In Lamonakis’ case, things started coming unraveled as soon as she landed in the Golden State and found out there was no one there to pick her up and take her to the hotel, something that was supposed to have been arranged by On-Point Promotions. She wound up hopping a taxi, only to find that OPP had not booked a room for her, another unexpected issue to deal with. Lamonakis then had other issues with the pre-fight festivities, but the biggest problem came in the ring, where something she was unaware of until afterward transpired.
A teammate of Lamonakis, who was watching the online feed in New York, texted Lamonakis trainer Marcos Suarez moments after the fight and informed them that the rounds had been three minutes instead of two, the standard for women’s professional boxing. Lamonakis alerted the California State Athletic Commission, which regulates the fight, and after the Commission spoke with the timing official, it was determined that the match would be ruled a no-contest, meaning Lamonakis received neither a loss nor a draw. Yes, it was as if the bout never took place.
Lamonakis said she thought the rounds were running a little long during the fight, but she paid no attention because she didn’t think a mistake like that was possible.
“I mentioned to my corner that it felt like the rounds were long, but they said, ‘Just keep fighting, just keep fighting,’” Lamonakis said on Sunday. “So I did notice a little. But you don’t question that sort of thing in a professional venue. That sort of thing would have never happened in New York.”
Lamonakis admitted her frustration with the California State Athletic Commission, which she thought didn’t adhere to numerous rules prior to the bout. When Lamonakis showed up for her weigh-in on Friday afternoon, she was informed that Salazar would not be attending. Salazar was instead weighed in on Saturday, which Lamonakis said is not legal. Also, there was no official on hand when their hands were being taped, which is something she had never seen. The reason the official is on hand is to ensure that no foreign object is put underneath the tape. But the biggest reason for her frustration was the timing issue.
“It was a big mess. The whole thing was crazy,” she explained. “I’m disappointed in the unprofessionalism by the California State Athletic Commission. I’m still upset that it went down that way.”

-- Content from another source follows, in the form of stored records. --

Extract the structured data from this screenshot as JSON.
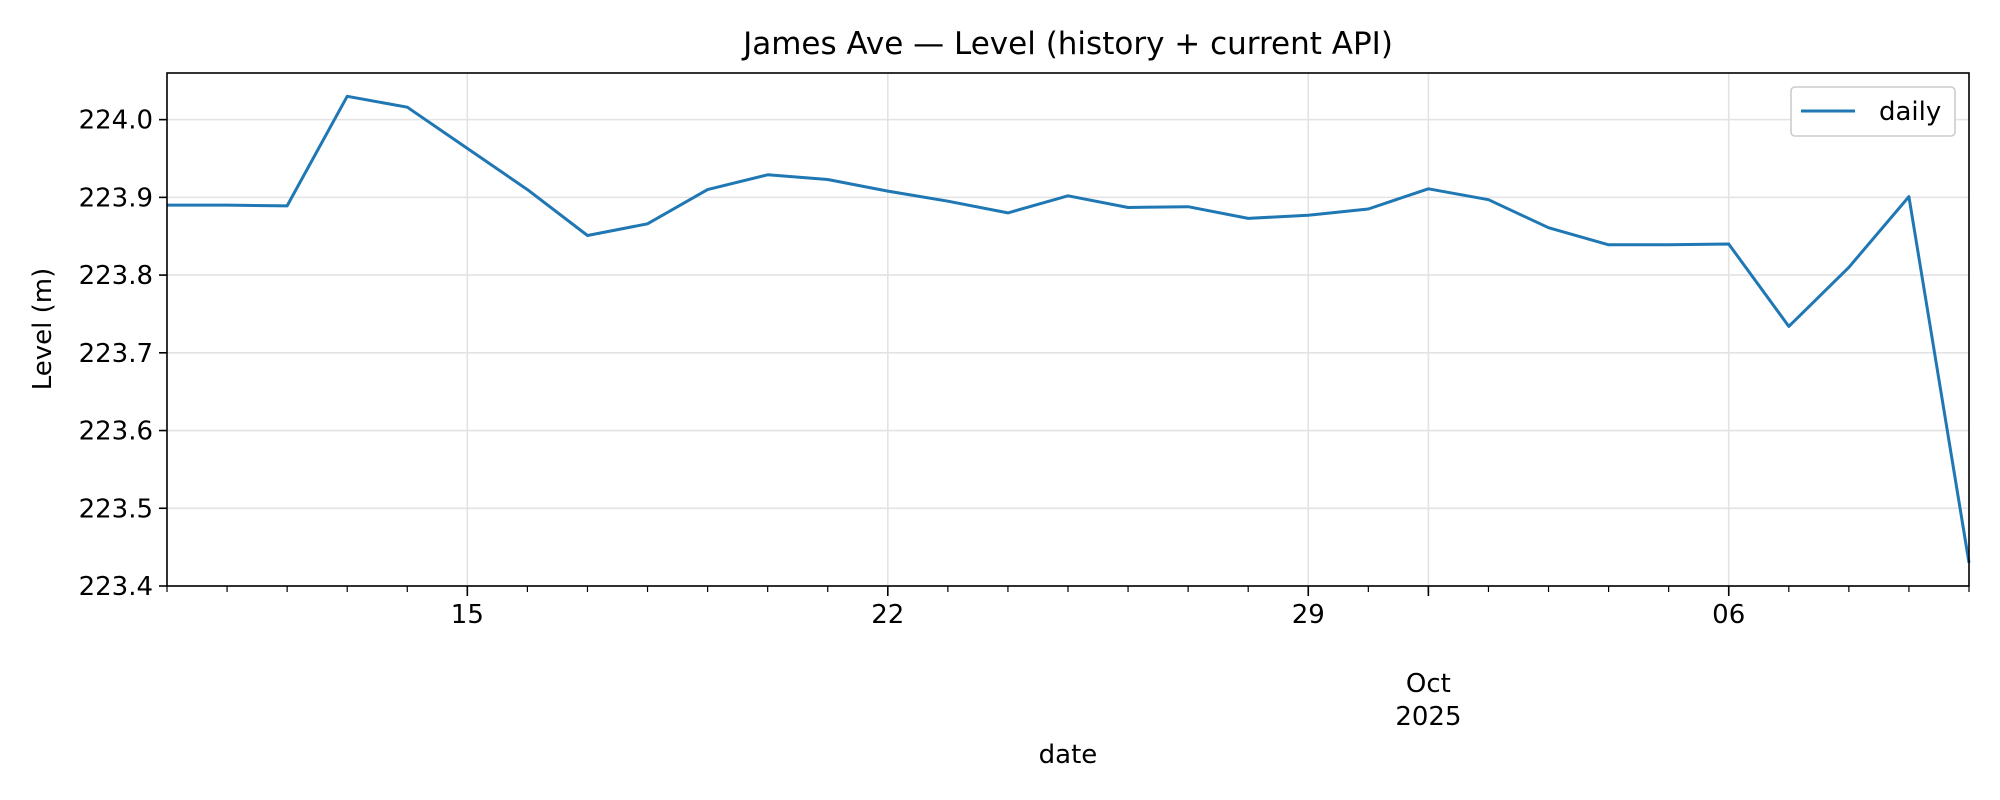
{
  "chart_data": {
    "type": "line",
    "title": "James Ave — Level (history + current API)",
    "xlabel": "date",
    "ylabel": "Level (m)",
    "xlim": [
      "2025-09-10",
      "2025-10-10"
    ],
    "ylim": [
      223.4,
      224.06
    ],
    "yticks": [
      "223.4",
      "223.5",
      "223.6",
      "223.7",
      "223.8",
      "223.9",
      "224.0"
    ],
    "xticks": [
      {
        "date": "2025-09-15",
        "label": "15"
      },
      {
        "date": "2025-09-22",
        "label": "22"
      },
      {
        "date": "2025-09-29",
        "label": "29"
      },
      {
        "date": "2025-10-01",
        "label": "Oct\n2025"
      },
      {
        "date": "2025-10-06",
        "label": "06"
      }
    ],
    "grid": true,
    "legend": {
      "position": "top-right",
      "entries": [
        "daily"
      ]
    },
    "series": [
      {
        "name": "daily",
        "color": "#1f77b4",
        "x": [
          "2025-09-10",
          "2025-09-11",
          "2025-09-12",
          "2025-09-13",
          "2025-09-14",
          "2025-09-15",
          "2025-09-16",
          "2025-09-17",
          "2025-09-18",
          "2025-09-19",
          "2025-09-20",
          "2025-09-21",
          "2025-09-22",
          "2025-09-23",
          "2025-09-24",
          "2025-09-25",
          "2025-09-26",
          "2025-09-27",
          "2025-09-28",
          "2025-09-29",
          "2025-09-30",
          "2025-10-01",
          "2025-10-02",
          "2025-10-03",
          "2025-10-04",
          "2025-10-05",
          "2025-10-06",
          "2025-10-07",
          "2025-10-08",
          "2025-10-09",
          "2025-10-10"
        ],
        "values": [
          223.89,
          223.89,
          223.889,
          224.03,
          224.016,
          223.963,
          223.91,
          223.851,
          223.866,
          223.91,
          223.929,
          223.923,
          223.908,
          223.895,
          223.88,
          223.902,
          223.887,
          223.888,
          223.873,
          223.877,
          223.885,
          223.911,
          223.897,
          223.861,
          223.839,
          223.839,
          223.84,
          223.734,
          223.81,
          223.901,
          223.43
        ]
      }
    ]
  }
}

As for the fight, Lamonakis said she learned a lot from the 43-year-old Salazar, a former two-time champion on the comeback trail. Salazar hit Lamonakis with an uppercut during the fight that bloodied her nose, then later hit the Powertown pugilist with a punch that produced a black eye. Lamonakis, who is still unbeaten at 7-0 with two draws, said that Salazar was heavier than her and that she got caught up fighting Salazar’s style, getting in close to exchange punches. Lamonakis, who has lost nearly 30 pounds in recent months, said because she is faster than Salazar, she should have been moving more to try to tire Salazar out.
“I was much faster but, when I would get inside, I was allowing her to throw across the middle, and that was her fight,” she said. “She was a better fighter than me, but this was a good learning experience and she didn’t knock me down. She’s a great boxer. This was the biggest test of my career. I’m probably going to take another fight, but I’d like to rematch her in New York.”